Partisan N°270 - Décembre 2013

Bilan des ateliers

Ce que nous voulions, c’est la rencontre de militants ouvriers et prolétaires, entre eux (un peu plus de 140 participants au total), et avec une organisation qui exprime cette vérité concrête, la nécessité d’un changement radical de société, une révolution communiste.
C’était évident le samedi, dans les « ateliers » (88 participants), avec une forte présence d’ouvriers, mais aussi une diversité en mesure de démontrer comment les suppressions d’emplois, la dégradation des conditions de travail, le désarroi politique dépassent l’usine et le chantier et sont largement partagés dans tout le monde du travail.
Elargissement aux dimensions de la planète le dimanche matin, avec une composition de « table ronde » qui ne devait rien au hasard.
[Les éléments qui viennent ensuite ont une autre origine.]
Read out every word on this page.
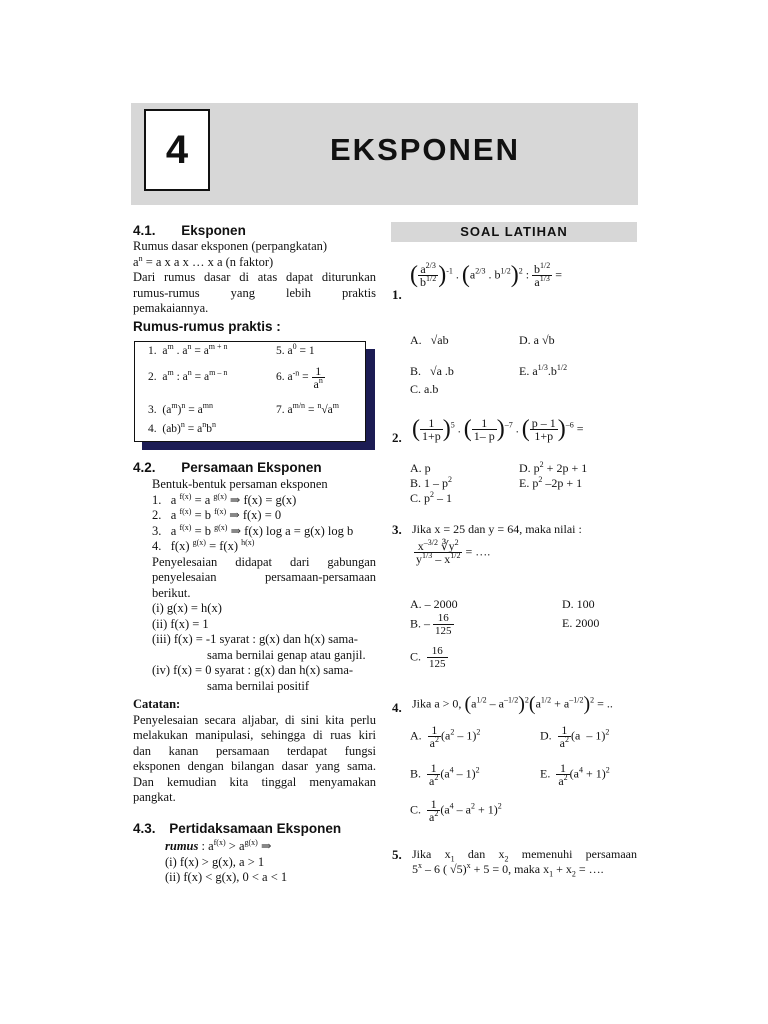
4	EKSPONEN
4.1. Eksponen
Rumus dasar eksponen (perpangkatan)
$a^n = a$ x a x … x a (n faktor)
Dari rumus dasar di atas dapat diturunkan
rumus-rumus yang lebih praktis
pemakaiannya.
Rumus-rumus praktis :
1.  $a^m$ . $a^n = a^{m + n}$	5. $a^0 = 1$
2.  $a^m$ : $a^n = a^{m - n}$	6. $a^{-n} = \frac{1}{a^n}$
3.  $(a^m)^n = a^{mn}$	7. $a^{m/n} = ^n√a^m$
4.  $(ab)^n = a^nb^n$
4.2. Persamaan Eksponen
Bentuk-bentuk persaman eksponen
1.   a $^{f(x)}$ = a $^{g(x)}$ ⇒ f(x) = g(x)
2.   a $^{f(x)}$ = b $^{f(x)}$ ⇒ f(x) = 0
3.   a $^{f(x)}$ = b $^{g(x)}$ ⇒ f(x) log a = g(x) log b
4.   f(x) $^{g(x)}$ = f(x) $^{h(x)}$
Penyelesaian didapat dari gabungan
penyelesaian persamaan-persamaan
berikut.
(i) g(x) = h(x)
(ii) f(x) = 1
(iii) f(x) = -1 syarat : g(x) dan h(x) sama-
sama bernilai genap atau ganjil.
(iv) f(x) = 0 syarat : g(x) dan h(x) sama-
sama bernilai positif
Catatan:
Penyelesaian secara aljabar, di sini kita perlu
melakukan manipulasi, sehingga di ruas kiri
dan kanan persamaan terdapat fungsi
eksponen dengan bilangan dasar yang sama.
Dan kemudian kita tinggal menyamakan
pangkat.
4.3. Pertidaksamaan Eksponen
rumus : $a^{f(x)} > a^{g(x)}$ ⇒
(i) f(x) > g(x), a > 1
(ii) f(x) < g(x), 0 < a < 1
SOAL LATIHAN
1.
( $\frac{a^{2/3}}{b^{1/2}} )^{-1}$ . ($a^{2/3}$ . $b^{1/2})^2$ : $\frac{b^{1/2}}{a^{1/3}}$ =
A.   √ab	D. a √b
B.   √a .b	E. $a^{1/3}.b^{1/2}$
C. a.b
2. ( $\frac{1}{1+p} )^5$ . ( $\frac{1}{1- p} )^{-7}$ . ( $\frac{p - 1}{1+p} )^{-6}$ =
A. p	D. $p^2 + 2p + 1$
B. $1 - p^2$	E. $p^2$ –2p + 1
C. $p^2 - 1$
3. Jika x = 25 dan y = 64, maka nilai :
$\frac{x^{-3/2} ∛y^2}{y^{1/3} - x^{1/2}}$ = ….
A. – 2000	D. 100
B. – $\frac{16}{125}$	E. 2000
C. $\frac{16}{125}$
4. Jika a > 0, $(a^{1/2} - a^{-1/2})^2(a^{1/2} + a^{-1/2})^2$ = ..
A. $\frac{1}{a^2} (a^2 - 1)^2$	D. $\frac{1}{a^2} (a - 1)^2$
B. $\frac{1}{a^2} (a^4 - 1)^2$	E. $\frac{1}{a^2} (a^4 + 1)^2$
C. $\frac{1}{a^2} (a^4 - a^2 + 1)^2$
5. Jika $x_1$ dan $x_2$ memenuhi persamaan
5$^x$ – 6 ( √5)$^x$ + 5 = 0, maka $x_1 + x_2$ = ….
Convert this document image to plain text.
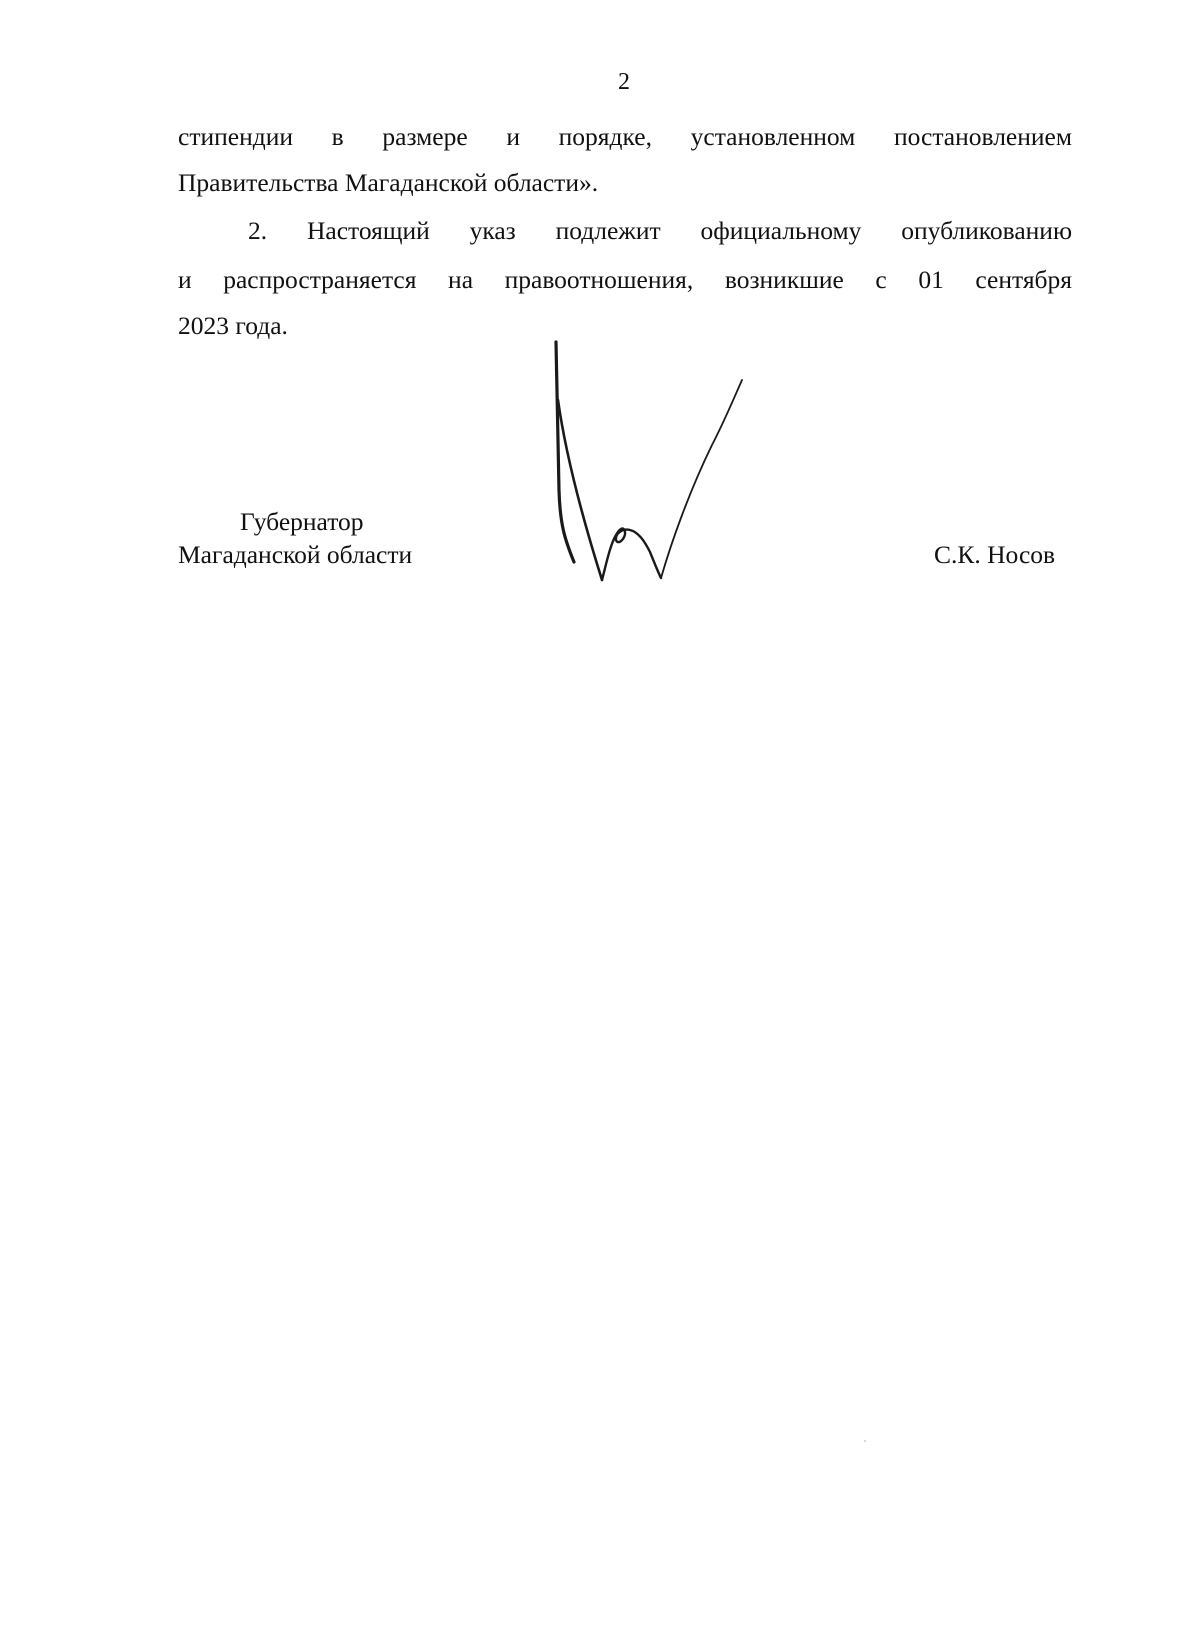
2
стипендии в размере и порядке, установленном постановлением
Правительства Магаданской области».
2. Настоящий указ подлежит официальному опубликованию
и распространяется на правоотношения, возникшие с 01 сентября
2023 года.
Губернатор
Магаданской области	С.К. Носов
Etaient représentés : la Grèce, à la pointe, en Europe, de la crise et des « mesures de pauvreté » (dixit l’intervenante) ; la Tunisie, à l’avant-garde des révoltes arabes ; et les Philippines – le jour même du cyclone ; voir page 12 - , pays qu’il faut rapprocher du Népal et de l’Inde pour mesurer l’ampleur du travail révolutionnaire du parti maoïste. Sans oublier la France : VP qui expose les principes de son travail internationaliste.
Un mot de la Tunisie, puisqu’il n’y a pas ici d’autres éléments de compte-rendu. Une explosion révolutionnaire n’est jamais spontanée, affirme le camarade tunisien, elle a une histoire ; et il la rappelle. Ensuite, lorsque le pouvoir en place s’effondre, seule une organisation structurée, implantée nationalement, peut prendre la relève ; autrement dit un parti. Et encore : Très peu, parmi les organisations et militants tunisiens, ont fait l’analyse des liens entre la bourgeoisie locale et les impérialistes.
De la salle, des camarades ont des interventions préparées, à propos du Maroc, du Mali, du Bangladesh, de la Turquie. Puis les questions et réponses se succèdent. Une motion est lue : « Nous saluons et soutenons le mouvement des lycéens contre les expulsions de jeunes sans-papiers ! ». Au fond de la salle, une série de tables de presse, celle de VP et celles d’associations en lien avec VP et/ou qui pouvaient être présentes : Coup Pour Coup 31, Collectif pour la Libération de Georges Ibrahim Abdallah, Femmes En Lutte 93, Saint-Ouen Solidarité Palestine, la librairie Le Point du Jour,le groupe Première Ligne, Plein Phare de PSA, le blog "Où va la CGT ?". Une collecte est organisée pour financer les salles.
Une petite soirée – jusqu’à 21 h 30 – suit le repas, avec en particulier Première Ligne, des chansons comme « Enfant de Palestine » revue et complétée par des militants VP (« Georges Abdallah, tu fais partie d’entre eux »).
Et enfin, symbolisant bien cette opération rencontre et unité, le forum qui avait été ouvert par un seul camarade – avec deux qualités, la jeunesse et l’humour -, est clôturé par une dizaine, regroupés autour de la déclaration politique finale. L’Internationale est chantée à l’ancienne, avec le rythme lent d’un hymne, un refrain en tagalog philippin, un autre en arabe, et le troisième en français... Demain, nous serons dans une nouvelle Internationale !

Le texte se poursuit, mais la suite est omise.